The famous metaverse company, The Sandbox, alerts users of a security breach on one of its worker’s computers by a hacker who sent phishing emails to several users.
Employee computer hacked
The Sandbox reported a security breach on a blog post indicating that one of the employee computers was accessed by an unknown individual who used it to send emails to users.
The email labeled “The Sandbox Game (PURELAND) Access,” sent to users, contained hyperlinks leading those who clicked on them to malware capable of accessing personal data. However, the announcement did not say the number of users affected by the email.

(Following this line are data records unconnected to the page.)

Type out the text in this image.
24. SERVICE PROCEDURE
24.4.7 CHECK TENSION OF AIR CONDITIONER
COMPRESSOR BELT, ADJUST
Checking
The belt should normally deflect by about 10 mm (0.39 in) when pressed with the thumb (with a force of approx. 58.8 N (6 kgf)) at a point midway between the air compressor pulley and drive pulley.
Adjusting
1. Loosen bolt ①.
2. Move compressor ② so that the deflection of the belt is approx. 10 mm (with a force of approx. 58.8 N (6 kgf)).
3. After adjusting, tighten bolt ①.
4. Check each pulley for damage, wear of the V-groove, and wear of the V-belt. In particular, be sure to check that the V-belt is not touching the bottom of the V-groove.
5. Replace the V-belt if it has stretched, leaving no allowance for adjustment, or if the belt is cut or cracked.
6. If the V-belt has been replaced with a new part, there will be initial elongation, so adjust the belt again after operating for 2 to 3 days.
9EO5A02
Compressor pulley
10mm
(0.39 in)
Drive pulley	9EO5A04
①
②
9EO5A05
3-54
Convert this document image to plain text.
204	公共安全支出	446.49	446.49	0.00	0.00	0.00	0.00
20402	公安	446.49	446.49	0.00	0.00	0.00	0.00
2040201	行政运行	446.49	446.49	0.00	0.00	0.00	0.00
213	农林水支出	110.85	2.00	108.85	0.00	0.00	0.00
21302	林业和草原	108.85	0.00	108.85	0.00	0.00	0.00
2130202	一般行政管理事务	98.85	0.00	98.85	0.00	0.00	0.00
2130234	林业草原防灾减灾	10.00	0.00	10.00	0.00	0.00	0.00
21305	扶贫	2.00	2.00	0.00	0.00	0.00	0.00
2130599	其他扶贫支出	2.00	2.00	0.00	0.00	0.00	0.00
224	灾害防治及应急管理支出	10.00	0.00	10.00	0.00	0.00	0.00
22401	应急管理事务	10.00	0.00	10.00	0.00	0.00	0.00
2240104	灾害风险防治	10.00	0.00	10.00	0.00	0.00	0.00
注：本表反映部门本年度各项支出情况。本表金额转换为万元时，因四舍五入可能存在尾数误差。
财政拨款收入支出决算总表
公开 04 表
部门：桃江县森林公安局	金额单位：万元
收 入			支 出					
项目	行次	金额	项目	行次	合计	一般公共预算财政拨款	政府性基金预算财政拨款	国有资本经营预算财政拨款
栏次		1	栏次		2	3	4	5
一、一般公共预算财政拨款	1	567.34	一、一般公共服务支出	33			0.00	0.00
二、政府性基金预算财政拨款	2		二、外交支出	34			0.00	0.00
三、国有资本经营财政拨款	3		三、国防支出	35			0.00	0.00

In the statement, the company assured its users that the third party accessed only a single computer, not any other machine or The Sandbox account. The hacker accessed the email addresses of users, but there was no indication of any financial losses.
By the time of reporting, the company proclaimed they had already changed the employee’s computer user passwords and notified the affected users about the incident.
The Sandbox team informed users to be aware of any phishing activities arising from the breach. The company cautioned users “not to click, download or play any property from the hyperlinks embedded on the email.” Using stronger passwords and implementing two-factor authentication together with refraining from the hyperlinks sent would be the best ways to escape the attack, according to The Sandbox post.
A quick response
The company acted with urgency to avert the attack by cautioning the affected users through email, blocking the account used by the hacker, resetting passwords, and enabling two-factor authentication. They also wiped clean the affected computer and installed a new operating system.